PAR NAZIM BRAHIMI
Un mois depuis son annonce par le chef de l’Etat, le remaniement du gouvernement Aïmene Benabderrahmane semble être encore en phase de maturation. Le changement promis est temporisé et pourrait n’intervenir qu’en juillet prochain dans le cadre d’un package incluant les mesures de «rassemblement» des forces vives du pays évoquées en haut lieu et soutenues publiquement hier par le chef d’état-major de l’ANP Saïd Chanegriha
C’est d’autant plus probable que le président Tebboune avait livré, lors de l’annonce de son intention de remanier l’équipe gouvernementale, des indications attestant de son souci de ne pas se précipiter, préférant se projeter sur un «remaniement efficace» au vu des objectifs et des attentes.
Il s’agit notamment de dynamiser davantage le processus de réformes économiques, restées figées, en misant également sur un nouveau souffle dans d’autres secteurs qui tendent à faire du surplace, à l’image de la fiscalité et des banques, tout comme le secteur public marchand qui ne réalise pas les résultats qui correspondent aux potentialités du pays.
Le président Tebboune n’a pas caché, par ailleurs, le facteur principal qui détermine tout changement de ministres, affirmant que «le remaniement ministériel, s’il devait avoir lieu», s’effectuera «en fonction des résultats de chaque secteur, la norme étant le taux d’application des décisions prises lors des Conseils des ministres».
Il a nommé, à ce sujet, le ministère du Travail, de l’Emploi et de la Sécurité comme une des «satisfaction» de l’Exécutif de Benabderrahmane, mettant en avant «la performance» de ce secteur dans la gestion et la concrétisation de l’allocation chômage versée pour des dizaines de milliers de prétendants.
Ce département «a mis, en deux semaines seulement après la tenue du Conseil des ministres, sa disposition à traduire sur le terrain les mesures liées à l’allocation chômage, avant d’enchaîner avec la délivrance des cartes Chifa au profit des chômeurs, une opération qui se poursuit d’ailleurs à l’heure actuelle», avait fait remarquer le président Tebboune, contrairement au ministre de l’Industrie, Ahmed Zeghdar dont le bilan ne semble pas jouer en sa faveur.

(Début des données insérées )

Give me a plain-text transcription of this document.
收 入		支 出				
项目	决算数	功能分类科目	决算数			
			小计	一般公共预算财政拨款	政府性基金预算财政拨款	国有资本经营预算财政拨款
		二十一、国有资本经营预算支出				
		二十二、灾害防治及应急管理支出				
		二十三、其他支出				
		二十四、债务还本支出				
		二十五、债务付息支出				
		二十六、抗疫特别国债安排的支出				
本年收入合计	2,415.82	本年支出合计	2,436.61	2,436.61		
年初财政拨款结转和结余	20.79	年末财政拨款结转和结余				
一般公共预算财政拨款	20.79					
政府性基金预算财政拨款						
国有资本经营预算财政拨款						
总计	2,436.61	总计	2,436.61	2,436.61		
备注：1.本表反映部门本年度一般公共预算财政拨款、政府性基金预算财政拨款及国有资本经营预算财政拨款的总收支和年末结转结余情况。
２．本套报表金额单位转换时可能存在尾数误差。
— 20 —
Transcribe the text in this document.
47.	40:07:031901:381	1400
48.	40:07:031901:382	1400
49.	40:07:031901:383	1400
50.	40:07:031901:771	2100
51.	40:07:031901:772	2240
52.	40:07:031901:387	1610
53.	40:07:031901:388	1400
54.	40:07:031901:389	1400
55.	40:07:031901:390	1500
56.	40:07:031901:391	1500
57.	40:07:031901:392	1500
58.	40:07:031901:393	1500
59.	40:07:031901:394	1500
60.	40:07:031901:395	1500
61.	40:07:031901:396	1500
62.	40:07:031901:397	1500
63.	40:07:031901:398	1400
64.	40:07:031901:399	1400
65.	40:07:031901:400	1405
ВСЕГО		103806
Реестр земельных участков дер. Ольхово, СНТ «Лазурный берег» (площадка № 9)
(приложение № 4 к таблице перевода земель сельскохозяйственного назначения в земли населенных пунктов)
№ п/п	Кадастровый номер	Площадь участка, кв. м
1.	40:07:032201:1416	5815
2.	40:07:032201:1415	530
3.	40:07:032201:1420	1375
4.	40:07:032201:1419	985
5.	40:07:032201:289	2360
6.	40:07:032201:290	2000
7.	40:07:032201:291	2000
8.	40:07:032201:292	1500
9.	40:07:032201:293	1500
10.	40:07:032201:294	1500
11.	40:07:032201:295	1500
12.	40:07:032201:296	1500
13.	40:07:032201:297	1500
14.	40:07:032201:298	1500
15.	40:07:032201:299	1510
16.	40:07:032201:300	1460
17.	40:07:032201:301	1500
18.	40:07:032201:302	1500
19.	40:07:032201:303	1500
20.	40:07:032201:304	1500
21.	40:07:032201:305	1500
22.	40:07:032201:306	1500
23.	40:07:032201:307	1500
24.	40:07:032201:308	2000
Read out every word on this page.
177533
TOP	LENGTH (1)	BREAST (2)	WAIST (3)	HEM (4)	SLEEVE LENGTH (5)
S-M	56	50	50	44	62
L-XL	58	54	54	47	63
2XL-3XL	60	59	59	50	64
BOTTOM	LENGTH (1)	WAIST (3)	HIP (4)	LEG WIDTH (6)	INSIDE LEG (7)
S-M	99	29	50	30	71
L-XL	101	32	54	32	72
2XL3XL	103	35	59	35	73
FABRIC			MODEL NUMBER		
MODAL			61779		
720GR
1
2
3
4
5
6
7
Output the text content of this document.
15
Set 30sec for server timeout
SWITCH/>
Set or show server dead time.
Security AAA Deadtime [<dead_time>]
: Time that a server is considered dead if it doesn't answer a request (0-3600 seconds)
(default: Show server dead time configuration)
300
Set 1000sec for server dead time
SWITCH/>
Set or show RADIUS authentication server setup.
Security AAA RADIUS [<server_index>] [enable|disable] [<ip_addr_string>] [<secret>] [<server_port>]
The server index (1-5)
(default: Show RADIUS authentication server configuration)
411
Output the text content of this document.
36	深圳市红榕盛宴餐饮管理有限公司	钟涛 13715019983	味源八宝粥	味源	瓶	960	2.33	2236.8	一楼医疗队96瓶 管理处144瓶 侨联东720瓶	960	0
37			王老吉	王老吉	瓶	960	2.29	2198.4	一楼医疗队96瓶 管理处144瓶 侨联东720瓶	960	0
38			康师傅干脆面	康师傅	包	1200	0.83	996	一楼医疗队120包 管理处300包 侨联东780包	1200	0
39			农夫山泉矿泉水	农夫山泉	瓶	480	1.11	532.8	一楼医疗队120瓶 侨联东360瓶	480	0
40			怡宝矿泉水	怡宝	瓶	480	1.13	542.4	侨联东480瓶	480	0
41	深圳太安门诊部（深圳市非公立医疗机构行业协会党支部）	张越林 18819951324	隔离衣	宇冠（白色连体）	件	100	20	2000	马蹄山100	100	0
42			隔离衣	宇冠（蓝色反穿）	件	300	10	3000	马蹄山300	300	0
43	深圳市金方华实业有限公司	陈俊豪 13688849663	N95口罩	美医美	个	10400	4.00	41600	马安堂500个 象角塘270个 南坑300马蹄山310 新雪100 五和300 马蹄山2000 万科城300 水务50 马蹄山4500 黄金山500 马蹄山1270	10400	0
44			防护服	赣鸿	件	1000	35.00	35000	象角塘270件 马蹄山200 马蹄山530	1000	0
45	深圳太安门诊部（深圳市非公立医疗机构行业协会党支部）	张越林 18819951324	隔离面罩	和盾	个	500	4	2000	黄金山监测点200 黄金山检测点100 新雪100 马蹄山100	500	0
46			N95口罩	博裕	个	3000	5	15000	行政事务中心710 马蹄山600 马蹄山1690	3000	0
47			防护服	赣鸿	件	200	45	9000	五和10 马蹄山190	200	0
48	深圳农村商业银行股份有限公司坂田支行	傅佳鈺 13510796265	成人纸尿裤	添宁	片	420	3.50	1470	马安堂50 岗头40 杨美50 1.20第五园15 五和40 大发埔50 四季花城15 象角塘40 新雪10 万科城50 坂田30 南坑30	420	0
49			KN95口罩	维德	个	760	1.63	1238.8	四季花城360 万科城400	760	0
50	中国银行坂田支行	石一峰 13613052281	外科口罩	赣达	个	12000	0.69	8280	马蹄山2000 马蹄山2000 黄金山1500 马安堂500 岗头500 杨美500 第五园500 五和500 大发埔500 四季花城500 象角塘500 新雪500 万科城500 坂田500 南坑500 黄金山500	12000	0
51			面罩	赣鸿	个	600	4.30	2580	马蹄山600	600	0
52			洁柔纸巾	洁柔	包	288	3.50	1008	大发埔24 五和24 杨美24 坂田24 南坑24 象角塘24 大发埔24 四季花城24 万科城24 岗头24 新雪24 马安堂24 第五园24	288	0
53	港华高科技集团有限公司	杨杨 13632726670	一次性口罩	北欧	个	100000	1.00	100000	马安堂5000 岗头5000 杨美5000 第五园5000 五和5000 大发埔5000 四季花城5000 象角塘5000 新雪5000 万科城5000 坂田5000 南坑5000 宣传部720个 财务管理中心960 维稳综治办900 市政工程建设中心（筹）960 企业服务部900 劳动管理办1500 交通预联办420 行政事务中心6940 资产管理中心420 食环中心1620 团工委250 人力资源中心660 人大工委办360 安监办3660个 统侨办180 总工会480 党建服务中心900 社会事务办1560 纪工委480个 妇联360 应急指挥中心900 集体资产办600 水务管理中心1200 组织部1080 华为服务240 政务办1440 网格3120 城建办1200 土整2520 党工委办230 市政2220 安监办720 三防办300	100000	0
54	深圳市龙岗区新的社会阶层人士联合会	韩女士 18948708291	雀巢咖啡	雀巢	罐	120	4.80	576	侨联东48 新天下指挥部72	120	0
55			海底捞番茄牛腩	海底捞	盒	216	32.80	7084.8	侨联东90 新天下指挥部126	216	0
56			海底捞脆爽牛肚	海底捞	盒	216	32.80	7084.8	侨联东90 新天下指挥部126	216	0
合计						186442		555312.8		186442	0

A moins que l’élaboration «laborieuse» de l’avant-projet portant code de l’investissement, adopté jeudi dernier en session spéciale du Conseil des ministres, contribuerait au maintien de Zeghdar…
L’autre question qui se pose est de savoir si le président Tebboune va désigner des ministres politiques sur la base de l’échec de certains ministres technocrates, un constat admis par lui-même quand il a déclaré, le 23 avril dernier lors de son entrevue avec les deux représentants de la presse nationale, que certains ministres avaient brillé avant leur nomination sur les plateaux avant qu’ils ne s’avèrent en difficulté dans la gestion des affaires de l’Etat.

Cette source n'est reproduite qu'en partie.